I was watching Bloggingheads, and political pundits/operatives Mark Schmitt and Byron York both admit they don't know much about what is going on in this crisis, but highlight the reference 'Liar's Poker' by Michael Lewis as informing their intuition.
Michael Lewis is a good writer, in that he has a lot of good similes, allusions to Greek literature, and is funny. But his understanding of finance is pretty thin (he worked on wall street for all of three years). He basically argues that finance is filled with a bunch of smart but thoughtless, deceitful men, who rise to the top the way elephant seals take over a harem of cows. This is true to some degree, and it is very appealing picture to bring these people down in such a way, because it's always popular to say prominent people in field X really know nothing and are overpaid or overrespected. Unless one can highlight a key flawed assumption in the field, and what the better assumption should be, this is really shoddy commentary.
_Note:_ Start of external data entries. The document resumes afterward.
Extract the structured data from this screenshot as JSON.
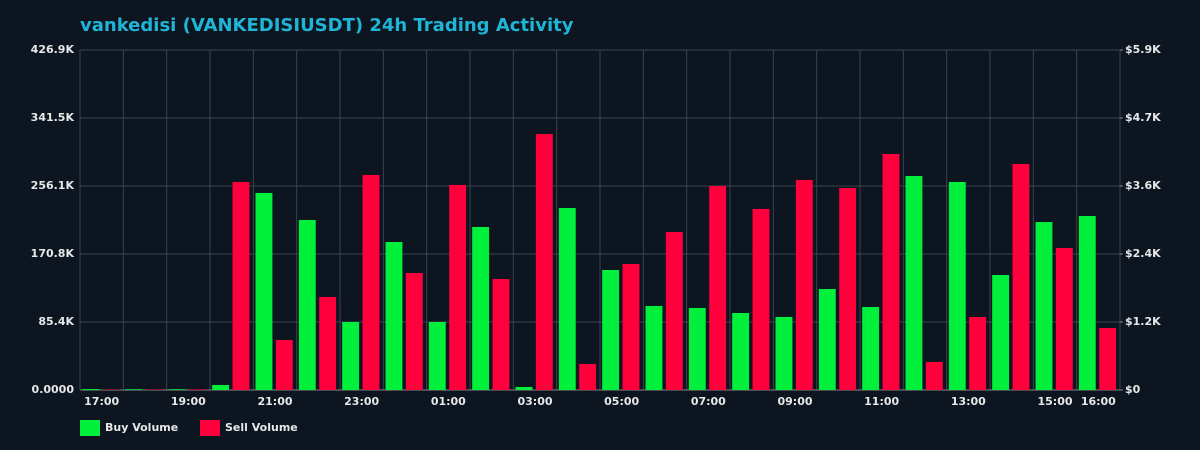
{
  "chart_data": {
    "type": "bar",
    "title": "vankedisi (VANKEDISIUSDT) 24h Trading Activity",
    "categories": [
      "17:00",
      null,
      "19:00",
      null,
      "21:00",
      null,
      "23:00",
      null,
      "01:00",
      null,
      "03:00",
      null,
      "05:00",
      null,
      "07:00",
      null,
      "09:00",
      null,
      "11:00",
      null,
      "13:00",
      null,
      "15:00",
      "16:00"
    ],
    "series": [
      {
        "name": "Buy Volume",
        "color": "#00f03c",
        "values": [
          1200,
          1000,
          1000,
          6300,
          247400,
          213500,
          85400,
          185800,
          85400,
          204700,
          3800,
          228500,
          150700,
          105500,
          103000,
          96700,
          91700,
          126800,
          104200,
          268700,
          261200,
          144400,
          210900,
          218500
        ]
      },
      {
        "name": "Sell Volume",
        "color": "#ff003c",
        "values": [
          500,
          500,
          800,
          261200,
          62800,
          116800,
          270000,
          146900,
          257400,
          139400,
          321400,
          32600,
          158200,
          198400,
          256100,
          227300,
          263700,
          253600,
          296300,
          35200,
          91700,
          283800,
          178300,
          77800
        ]
      }
    ],
    "ylim": [
      0,
      426900
    ],
    "yticks": [
      {
        "value": 0,
        "label": "0.0000"
      },
      {
        "value": 85380,
        "label": "85.4K"
      },
      {
        "value": 170760,
        "label": "170.8K"
      },
      {
        "value": 256140,
        "label": "256.1K"
      },
      {
        "value": 341520,
        "label": "341.5K"
      },
      {
        "value": 426900,
        "label": "426.9K"
      }
    ],
    "y2lim": [
      0,
      5930
    ],
    "y2ticks": [
      {
        "value": 0,
        "label": "$0"
      },
      {
        "value": 1186,
        "label": "$1.2K"
      },
      {
        "value": 2372,
        "label": "$2.4K"
      },
      {
        "value": 3558,
        "label": "$3.6K"
      },
      {
        "value": 4744,
        "label": "$4.7K"
      },
      {
        "value": 5930,
        "label": "$5.9K"
      }
    ],
    "grid": true,
    "legend": "bottom-left"
  }
}
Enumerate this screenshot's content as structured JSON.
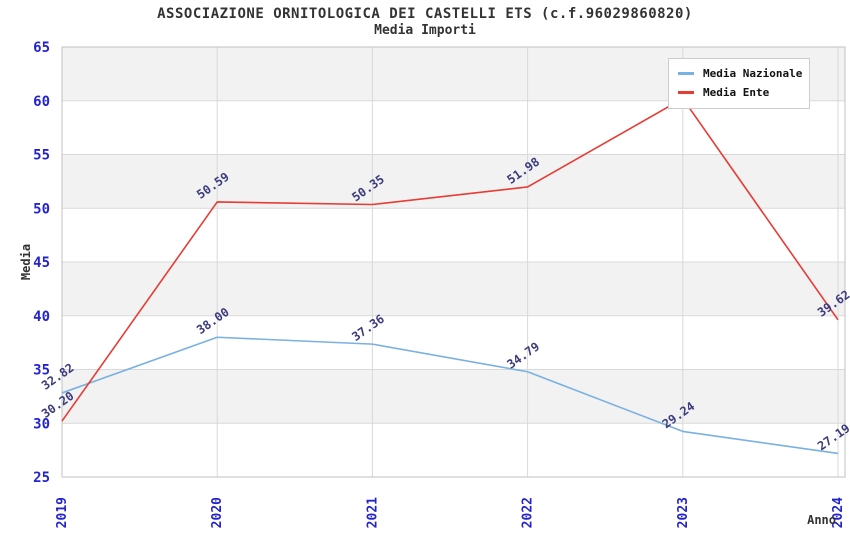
{
  "title": "ASSOCIAZIONE ORNITOLOGICA DEI CASTELLI ETS (c.f.96029860820)",
  "subtitle": "Media Importi",
  "chart_data": {
    "type": "line",
    "x": [
      "2019",
      "2020",
      "2021",
      "2022",
      "2023",
      "2024"
    ],
    "xlabel": "Anno",
    "ylabel": "Media",
    "ylim": [
      25,
      65
    ],
    "y_ticks": [
      25,
      30,
      35,
      40,
      45,
      50,
      55,
      60,
      65
    ],
    "grid": true,
    "legend_position": "top-right",
    "series": [
      {
        "name": "Media Nazionale",
        "color": "#79b1e1",
        "values": [
          32.82,
          38.0,
          37.36,
          34.79,
          29.24,
          27.19
        ],
        "labels": [
          "32.82",
          "38.00",
          "37.36",
          "34.79",
          "29.24",
          "27.19"
        ]
      },
      {
        "name": "Media Ente",
        "color": "#e73b34",
        "values": [
          30.2,
          50.59,
          50.35,
          51.98,
          60.2,
          39.62
        ],
        "labels": [
          "30.20",
          "50.59",
          "50.35",
          "51.98",
          "",
          "39.62"
        ]
      }
    ],
    "colors": {
      "tick_label": "#2424cf",
      "point_label": "#3c3c7e",
      "band_fill": "#f2f2f2",
      "grid_line": "#d9d9d9",
      "plot_border": "#c0c0c0",
      "axis_title": "#333333"
    }
  }
}
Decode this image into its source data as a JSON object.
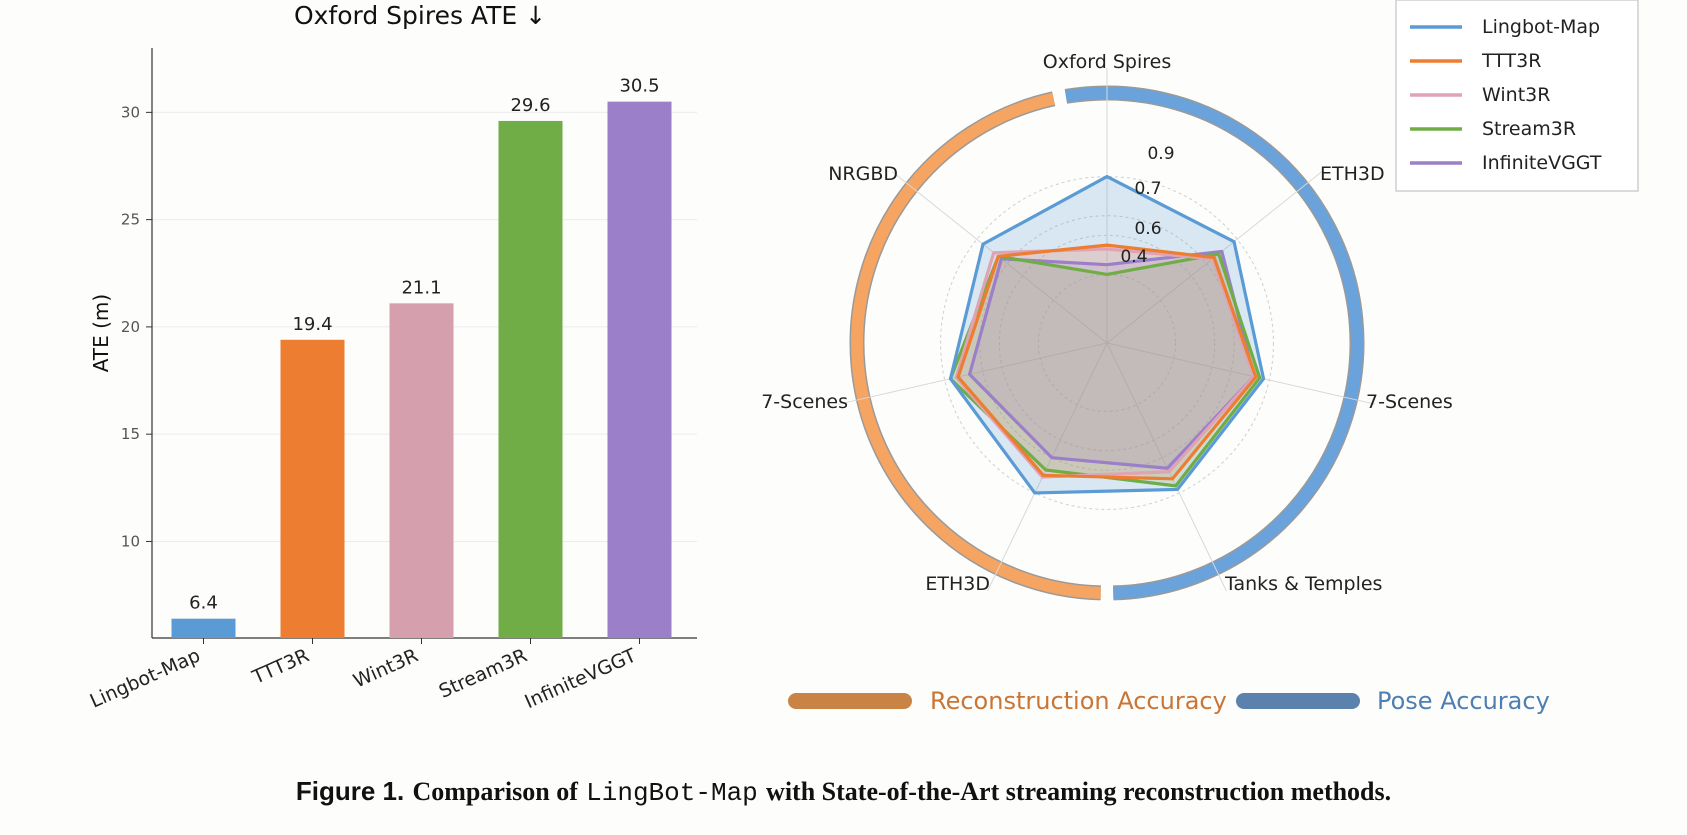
{
  "chart_data": [
    {
      "type": "bar",
      "title": "Oxford Spires ATE ↓",
      "xlabel": "",
      "ylabel": "ATE (m)",
      "categories": [
        "Lingbot-Map",
        "TTT3R",
        "Wint3R",
        "Stream3R",
        "InfiniteVGGT"
      ],
      "values": [
        6.4,
        19.4,
        21.1,
        29.6,
        30.5
      ],
      "data_labels": [
        "6.4",
        "19.4",
        "21.1",
        "29.6",
        "30.5"
      ],
      "colors": [
        "#5b9bd5",
        "#ed7d31",
        "#d59fae",
        "#70ad47",
        "#9b7fc8"
      ],
      "ylim": [
        5.5,
        33
      ],
      "yticks": [
        10,
        15,
        20,
        25,
        30
      ],
      "grid": true
    },
    {
      "type": "radar",
      "axes": [
        "Oxford Spires",
        "ETH3D",
        "7-Scenes",
        "Tanks & Temples",
        "ETH3D",
        "7-Scenes",
        "NRGBD"
      ],
      "r_ticks": [
        "0.4",
        "0.6",
        "0.7",
        "0.9"
      ],
      "series": [
        {
          "name": "Lingbot-Map",
          "color": "#5b9bd5",
          "values": [
            0.9,
            0.88,
            0.87,
            0.88,
            0.9,
            0.87,
            0.86
          ]
        },
        {
          "name": "TTT3R",
          "color": "#ed7d31",
          "values": [
            0.55,
            0.75,
            0.83,
            0.82,
            0.8,
            0.83,
            0.76
          ]
        },
        {
          "name": "Wint3R",
          "color": "#e0a3b4",
          "values": [
            0.53,
            0.74,
            0.82,
            0.78,
            0.81,
            0.84,
            0.79
          ]
        },
        {
          "name": "Stream3R",
          "color": "#70ad47",
          "values": [
            0.4,
            0.78,
            0.85,
            0.86,
            0.77,
            0.87,
            0.76
          ]
        },
        {
          "name": "InfiniteVGGT",
          "color": "#9b7fc8",
          "values": [
            0.45,
            0.8,
            0.82,
            0.76,
            0.7,
            0.77,
            0.74
          ]
        }
      ],
      "legend_position": "top-right",
      "ring_groups": [
        {
          "label": "Reconstruction Accuracy",
          "color": "#f5a462",
          "legend_color": "#c98345",
          "text_color": "#c97535"
        },
        {
          "label": "Pose Accuracy",
          "color": "#6aa2dc",
          "legend_color": "#5b82ad",
          "text_color": "#4e7fb3"
        }
      ]
    }
  ],
  "caption": {
    "label": "Figure 1.",
    "text_before": "Comparison of",
    "code": "LingBot-Map",
    "text_after": "with State-of-the-Art streaming reconstruction methods."
  }
}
But this is a 'top shelf' reference for understanding finance to a political pundit because it is a book they can understand, it talks mainly about motives and human frailties. It's as if your opinion of the electorate was based on episodes from 'All in the Family'--fun stuff, but a caricature, and and so fundamentally more wrong than the idiot being caricatured (eg, not all Republicans are bigots like Archie Bunker).
This is why I turn the channel whenever the talking heads start commenting on Fed policy, it's like listening to a celebrity's opinion on the Iraq War.